Point to mask evaluation in 23 datasets
The results show that SAM outperforms the strong RITM baseline on 16 of the 23 datasets in terms of automatic evaluation using mIoU. With an oracle to resolve ambiguity, SAM outperforms RITM on all datasets.
- Image editing: SAM can be used to quickly and easily remove objects from images, such as people, cars, or buildings. This can be useful for privacy reasons or to create more creative and interesting images. For example, a photographer could use SAM to remove a distracting person from the background of a portrait, or a graphic designer could use SAM to remove a logo from a product image.
- Data Annotation: Data annotation using the Segment Anything model offers versatile applications in the field of computer vision. This model enables precise annotation and segmentation of a wide range of objects, irrespective of their complexity or category. It can be applied in areas such as autonomous driving, where accurately annotating different road elements like lanes, traffic signs, and pedestrians is crucial for developing robust self-driving systems.
- Medical image analysis: SAM can be used to segment organs and tissues in medical images, such as MRI scans and CT scans. This can be useful for diagnosis and treatment planning. For example, a doctor could use SAM to identify a tumor in a patient's brain, or a surgeon could use SAM to plan the best way to remove a tumor.
-
Prior knowledge requirement: SAM often requires additional manual prompts with prior knowledge, especially for complex scenes like crop segmentation and fundus image segmentation.
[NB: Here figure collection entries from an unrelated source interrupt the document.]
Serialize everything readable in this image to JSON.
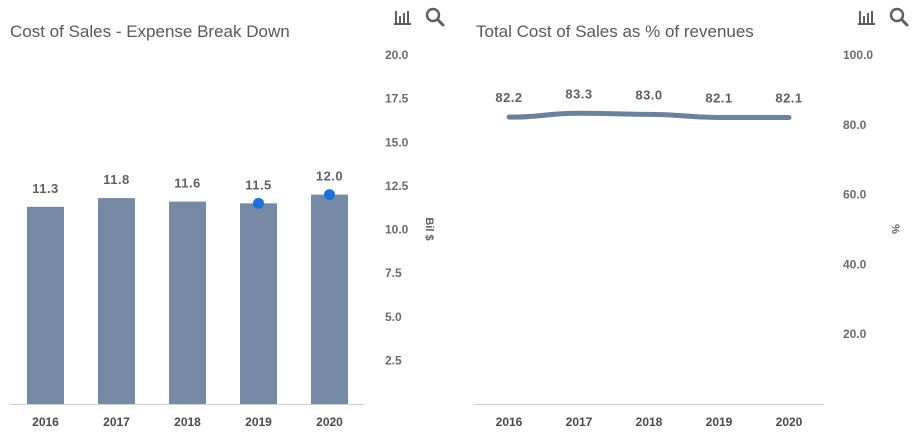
{
  "charts": {
    "left": {
      "title": "Cost of Sales - Expense Break Down"
    },
    "right": {
      "title": "Total Cost of Sales as % of revenues"
    }
  },
  "icons": [
    "bar-chart-icon",
    "search-icon"
  ],
  "colors": {
    "bar": "#778aa5",
    "line": "#6f809b",
    "marker": "#1a73d9",
    "axis": "#d0d0d0"
  },
  "chart_data": [
    {
      "type": "bar",
      "title": "Cost of Sales - Expense Break Down",
      "categories": [
        "2016",
        "2017",
        "2018",
        "2019",
        "2020"
      ],
      "values": [
        11.3,
        11.8,
        11.6,
        11.5,
        12.0
      ],
      "data_labels": [
        "11.3",
        "11.8",
        "11.6",
        "11.5",
        "12.0"
      ],
      "markers": [
        {
          "category": "2019",
          "value": 11.5
        },
        {
          "category": "2020",
          "value": 12.0
        }
      ],
      "ylabel": "Bil $",
      "ylim": [
        0,
        20
      ],
      "yticks": [
        "2.5",
        "5.0",
        "7.5",
        "10.0",
        "12.5",
        "15.0",
        "17.5",
        "20.0"
      ],
      "ytick_values": [
        2.5,
        5,
        7.5,
        10,
        12.5,
        15,
        17.5,
        20
      ],
      "yaxis_position": "right",
      "grid": false
    },
    {
      "type": "line",
      "title": "Total Cost of Sales as % of revenues",
      "categories": [
        "2016",
        "2017",
        "2018",
        "2019",
        "2020"
      ],
      "values": [
        82.2,
        83.3,
        83.0,
        82.1,
        82.1
      ],
      "data_labels": [
        "82.2",
        "83.3",
        "83.0",
        "82.1",
        "82.1"
      ],
      "ylabel": "%",
      "ylim": [
        0,
        100
      ],
      "yticks": [
        "20.0",
        "40.0",
        "60.0",
        "80.0",
        "100.0"
      ],
      "ytick_values": [
        20,
        40,
        60,
        80,
        100
      ],
      "yaxis_position": "right",
      "grid": false
    }
  ]
}
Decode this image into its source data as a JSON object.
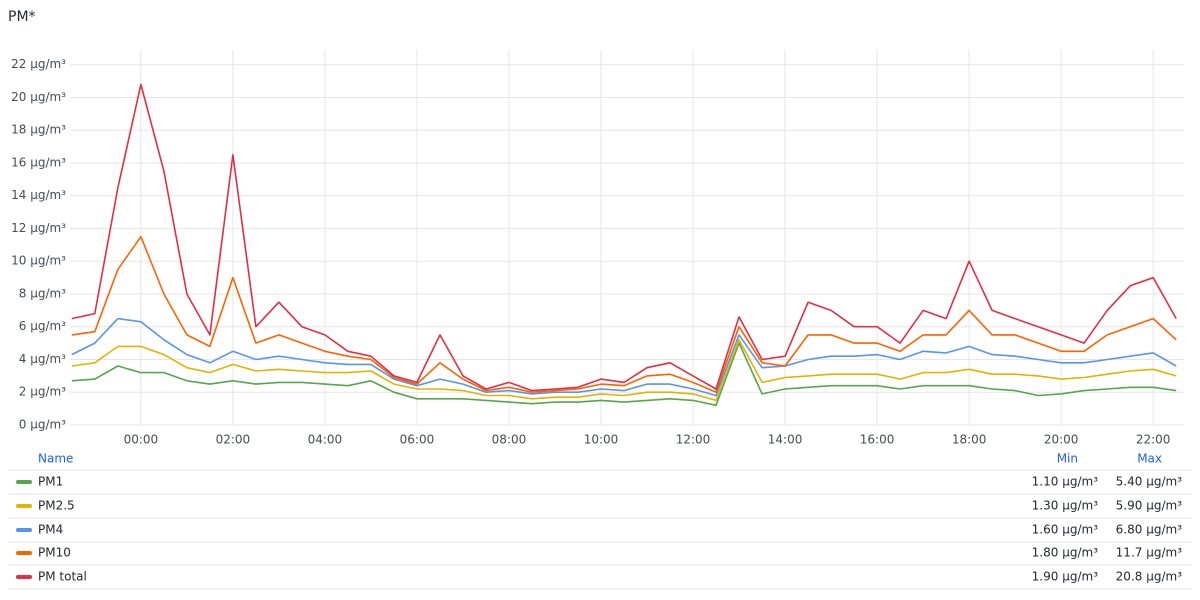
{
  "chart_data": {
    "type": "line",
    "title": "PM*",
    "x": [
      -1.5,
      -1.0,
      -0.5,
      0.0,
      0.5,
      1.0,
      1.5,
      2.0,
      2.5,
      3.0,
      3.5,
      4.0,
      4.5,
      5.0,
      5.5,
      6.0,
      6.5,
      7.0,
      7.5,
      8.0,
      8.5,
      9.0,
      9.5,
      10.0,
      10.5,
      11.0,
      11.5,
      12.0,
      12.5,
      13.0,
      13.5,
      14.0,
      14.5,
      15.0,
      15.5,
      16.0,
      16.5,
      17.0,
      17.5,
      18.0,
      18.5,
      19.0,
      19.5,
      20.0,
      20.5,
      21.0,
      21.5,
      22.0,
      22.5
    ],
    "xlim": [
      -1.54,
      22.67
    ],
    "xticks": [
      {
        "value": 0,
        "label": "00:00"
      },
      {
        "value": 2,
        "label": "02:00"
      },
      {
        "value": 4,
        "label": "04:00"
      },
      {
        "value": 6,
        "label": "06:00"
      },
      {
        "value": 8,
        "label": "08:00"
      },
      {
        "value": 10,
        "label": "10:00"
      },
      {
        "value": 12,
        "label": "12:00"
      },
      {
        "value": 14,
        "label": "14:00"
      },
      {
        "value": 16,
        "label": "16:00"
      },
      {
        "value": 18,
        "label": "18:00"
      },
      {
        "value": 20,
        "label": "20:00"
      },
      {
        "value": 22,
        "label": "22:00"
      }
    ],
    "ylim": [
      0,
      22.9
    ],
    "yticks": [
      {
        "value": 0,
        "label": "0 µg/m³"
      },
      {
        "value": 2,
        "label": "2 µg/m³"
      },
      {
        "value": 4,
        "label": "4 µg/m³"
      },
      {
        "value": 6,
        "label": "6 µg/m³"
      },
      {
        "value": 8,
        "label": "8 µg/m³"
      },
      {
        "value": 10,
        "label": "10 µg/m³"
      },
      {
        "value": 12,
        "label": "12 µg/m³"
      },
      {
        "value": 14,
        "label": "14 µg/m³"
      },
      {
        "value": 16,
        "label": "16 µg/m³"
      },
      {
        "value": 18,
        "label": "18 µg/m³"
      },
      {
        "value": 20,
        "label": "20 µg/m³"
      },
      {
        "value": 22,
        "label": "22 µg/m³"
      }
    ],
    "grid": true,
    "legend_headers": [
      "Name",
      "Min",
      "Max"
    ],
    "series": [
      {
        "name": "PM1",
        "color": "#56a64b",
        "min": "1.10 µg/m³",
        "max": "5.40 µg/m³",
        "values": [
          2.7,
          2.8,
          3.6,
          3.2,
          3.2,
          2.7,
          2.5,
          2.7,
          2.5,
          2.6,
          2.6,
          2.5,
          2.4,
          2.7,
          2.0,
          1.6,
          1.6,
          1.6,
          1.5,
          1.4,
          1.3,
          1.4,
          1.4,
          1.5,
          1.4,
          1.5,
          1.6,
          1.5,
          1.2,
          5.0,
          1.9,
          2.2,
          2.3,
          2.4,
          2.4,
          2.4,
          2.2,
          2.4,
          2.4,
          2.4,
          2.2,
          2.1,
          1.8,
          1.9,
          2.1,
          2.2,
          2.3,
          2.3,
          2.1
        ]
      },
      {
        "name": "PM2.5",
        "color": "#e0b400",
        "min": "1.30 µg/m³",
        "max": "5.90 µg/m³",
        "values": [
          3.6,
          3.8,
          4.8,
          4.8,
          4.3,
          3.5,
          3.2,
          3.7,
          3.3,
          3.4,
          3.3,
          3.2,
          3.2,
          3.3,
          2.5,
          2.2,
          2.2,
          2.1,
          1.8,
          1.8,
          1.6,
          1.7,
          1.7,
          1.9,
          1.8,
          2.0,
          2.0,
          1.9,
          1.5,
          5.2,
          2.6,
          2.9,
          3.0,
          3.1,
          3.1,
          3.1,
          2.8,
          3.2,
          3.2,
          3.4,
          3.1,
          3.1,
          3.0,
          2.8,
          2.9,
          3.1,
          3.3,
          3.4,
          3.0
        ]
      },
      {
        "name": "PM4",
        "color": "#5794f2",
        "min": "1.60 µg/m³",
        "max": "6.80 µg/m³",
        "values": [
          4.3,
          5.0,
          6.5,
          6.3,
          5.2,
          4.3,
          3.8,
          4.5,
          4.0,
          4.2,
          4.0,
          3.8,
          3.7,
          3.7,
          2.8,
          2.4,
          2.8,
          2.5,
          2.0,
          2.1,
          1.9,
          2.0,
          2.0,
          2.2,
          2.1,
          2.5,
          2.5,
          2.2,
          1.8,
          5.5,
          3.5,
          3.6,
          4.0,
          4.2,
          4.2,
          4.3,
          4.0,
          4.5,
          4.4,
          4.8,
          4.3,
          4.2,
          4.0,
          3.8,
          3.8,
          4.0,
          4.2,
          4.4,
          3.6
        ]
      },
      {
        "name": "PM10",
        "color": "#fa6400",
        "min": "1.80 µg/m³",
        "max": "11.7 µg/m³",
        "values": [
          5.5,
          5.7,
          9.5,
          11.5,
          8.0,
          5.5,
          4.8,
          9.0,
          5.0,
          5.5,
          5.0,
          4.5,
          4.2,
          4.0,
          2.9,
          2.5,
          3.8,
          2.8,
          2.1,
          2.3,
          2.0,
          2.1,
          2.2,
          2.5,
          2.4,
          3.0,
          3.1,
          2.6,
          2.0,
          6.0,
          3.8,
          3.6,
          5.5,
          5.5,
          5.0,
          5.0,
          4.5,
          5.5,
          5.5,
          7.0,
          5.5,
          5.5,
          5.0,
          4.5,
          4.5,
          5.5,
          6.0,
          6.5,
          5.2
        ]
      },
      {
        "name": "PM total",
        "color": "#e02f44",
        "min": "1.90 µg/m³",
        "max": "20.8 µg/m³",
        "values": [
          6.5,
          6.8,
          14.5,
          20.8,
          15.5,
          8.0,
          5.5,
          16.5,
          6.0,
          7.5,
          6.0,
          5.5,
          4.5,
          4.2,
          3.0,
          2.6,
          5.5,
          3.0,
          2.2,
          2.6,
          2.1,
          2.2,
          2.3,
          2.8,
          2.6,
          3.5,
          3.8,
          3.0,
          2.2,
          6.6,
          4.0,
          4.2,
          7.5,
          7.0,
          6.0,
          6.0,
          5.0,
          7.0,
          6.5,
          10.0,
          7.0,
          6.5,
          6.0,
          5.5,
          5.0,
          7.0,
          8.5,
          9.0,
          6.5
        ]
      }
    ]
  }
}
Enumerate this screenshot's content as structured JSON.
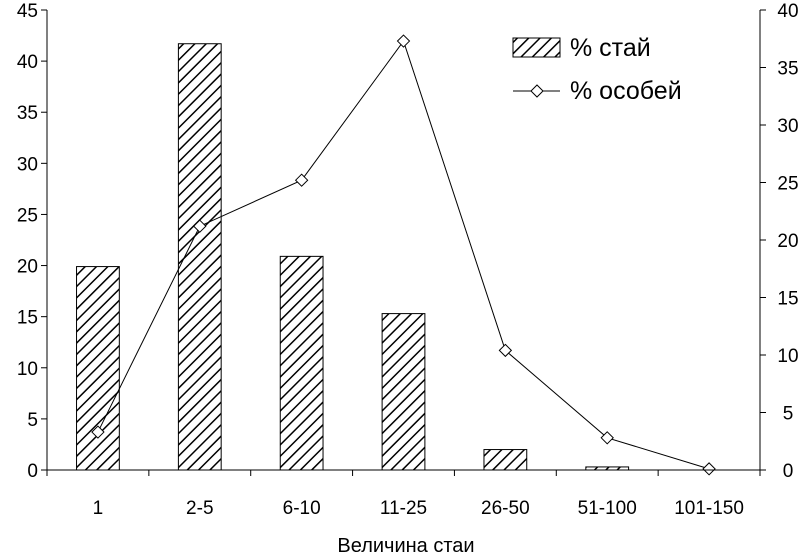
{
  "chart_data": {
    "type": "bar",
    "title": "",
    "xlabel": "Величина стаи",
    "ylabel": "",
    "y2label": "",
    "categories": [
      "1",
      "2-5",
      "6-10",
      "11-25",
      "26-50",
      "51-100",
      "101-150"
    ],
    "ylim": [
      0,
      45
    ],
    "y_ticks": [
      "0",
      "5",
      "10",
      "15",
      "20",
      "25",
      "30",
      "35",
      "40",
      "45"
    ],
    "y2lim": [
      0,
      40
    ],
    "y2_ticks": [
      "0",
      "5",
      "10",
      "15",
      "20",
      "25",
      "30",
      "35",
      "40"
    ],
    "grid": false,
    "legend_position": "top-right",
    "series": [
      {
        "name": "% стай",
        "type": "bar",
        "axis": "left",
        "pattern": "diagonal-hatch",
        "values": [
          19.9,
          41.7,
          20.9,
          15.3,
          2.0,
          0.3,
          0.0
        ]
      },
      {
        "name": "% особей",
        "type": "line",
        "axis": "right",
        "marker": "diamond",
        "values": [
          3.3,
          21.2,
          25.2,
          37.3,
          10.4,
          2.8,
          0.1
        ]
      }
    ]
  }
}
This can potentially result in a suboptimal user experience. Additionally, SAM's preference for foreground masks can limit its performance in shadow detection tasks, even with numerous click prompts.
-
Low-contrast applications: SAM's effectiveness is reduced when segmenting objects with similar surroundings, particularly transparent or camouflaged objects seamlessly blending into their environment. Enhancements are needed to improve SAM's robustness in handling complex scenes with low-contrast elements.
-
Limited understanding of professional data: SAM's performance with professional data, especially in box mode and everything mode, is often unsatisfactory. This highlights SAM's limitations in comprehending practical scenarios. Even with click mode, both the user and the model require domain-specific knowledge and understanding of the task.
-
Challenges with smaller and irregular objects: SAM faces difficulties in segmenting smaller and irregular objects, commonly found in remote sensing and agriculture applications. This includes irregular buildings and small-sized streets captured by aerial imaging sensors. Developing effective strategies for SAM in such cases remains an open issue.